As per my little knowledge, inflation can also be controlled by adopting other measures e.g. by increasing supply, increasing agricultural & industrial production, reduction in unnecessary Govt. expenditure etc. Should the salaries of ministers having ministries which made impact on inflation, big beaurocrats, high officers of RBI etc. should not reduced whenever every increase in inflation is noticed? Can anybody clear my confusion.



In Reply to SUBHASH CHANDER 5 years ago

My full name is Subhash Chander Mehta. In these columns, names Subhash Chander & Subhash Mehta may please be considered as of one & the same person. Thanks.

Anil Agashe

5 years ago

RBI's 9th interest rate hike in a year half. The earlier rates have made no impact on inflation. Has the time come to stop salary increases to moderate demand? RBI intervention can have no effect on food inflation.All the money pumped through sixth pay commission and NAREGA and doubling MSP are may be responsible for food inflation. Companies are increasing prices to maintain margins and stock prices with very little relation to rise in input costs. The stimulous package of 08 was more than necessary and only helped the industry to protect their margins in auto, FMCG and White Goods sector.

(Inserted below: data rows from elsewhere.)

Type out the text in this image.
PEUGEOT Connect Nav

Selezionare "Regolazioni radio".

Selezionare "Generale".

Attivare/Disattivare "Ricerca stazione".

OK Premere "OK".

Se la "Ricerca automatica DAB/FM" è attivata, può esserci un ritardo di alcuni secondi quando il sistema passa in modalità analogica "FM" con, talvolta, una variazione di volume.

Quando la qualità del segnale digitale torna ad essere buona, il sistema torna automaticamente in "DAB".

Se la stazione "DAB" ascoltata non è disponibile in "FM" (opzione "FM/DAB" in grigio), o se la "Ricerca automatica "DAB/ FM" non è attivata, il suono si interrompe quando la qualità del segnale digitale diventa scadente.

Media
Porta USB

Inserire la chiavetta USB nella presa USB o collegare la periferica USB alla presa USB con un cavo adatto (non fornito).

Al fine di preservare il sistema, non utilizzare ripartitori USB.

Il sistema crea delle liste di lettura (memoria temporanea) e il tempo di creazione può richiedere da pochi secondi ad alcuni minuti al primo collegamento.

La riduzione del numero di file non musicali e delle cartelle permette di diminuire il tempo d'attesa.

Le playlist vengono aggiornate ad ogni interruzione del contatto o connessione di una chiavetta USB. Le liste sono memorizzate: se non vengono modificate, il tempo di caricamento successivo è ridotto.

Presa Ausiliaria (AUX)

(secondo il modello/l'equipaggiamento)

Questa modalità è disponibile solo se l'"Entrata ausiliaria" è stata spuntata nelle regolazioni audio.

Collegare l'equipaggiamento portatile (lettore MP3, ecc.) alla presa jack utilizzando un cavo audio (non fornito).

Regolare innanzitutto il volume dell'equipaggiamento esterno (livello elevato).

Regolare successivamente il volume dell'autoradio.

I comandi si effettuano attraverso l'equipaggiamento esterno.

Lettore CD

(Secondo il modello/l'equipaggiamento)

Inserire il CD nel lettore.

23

In Reply to Anil Agashe 5 years ago

Yes. I am agreed with your views. Please read my comments given under these columns carefully and comment on my confusion. Whether all populist measures & heavy expenditures on ministers can be curtailed to curb Govt. expenditure? & Whether my demand for reduction of salaries and perks of ministers as well as high officers of Govt. & RBI, is justified or not?


5 years ago

Considering that inflation has been steady at about 9%, the savings interest rate should have been at least 9 % and the term deposit rates substantially higher. This would have prevented non-productive, speculative investments in gold and land raising their prices to silly heights.


5 years ago

why is government not raising the interest on Small Saving Schemes ? e.g.:PPF is still 8% and EPF subscribers enjoy higher rate, why so ?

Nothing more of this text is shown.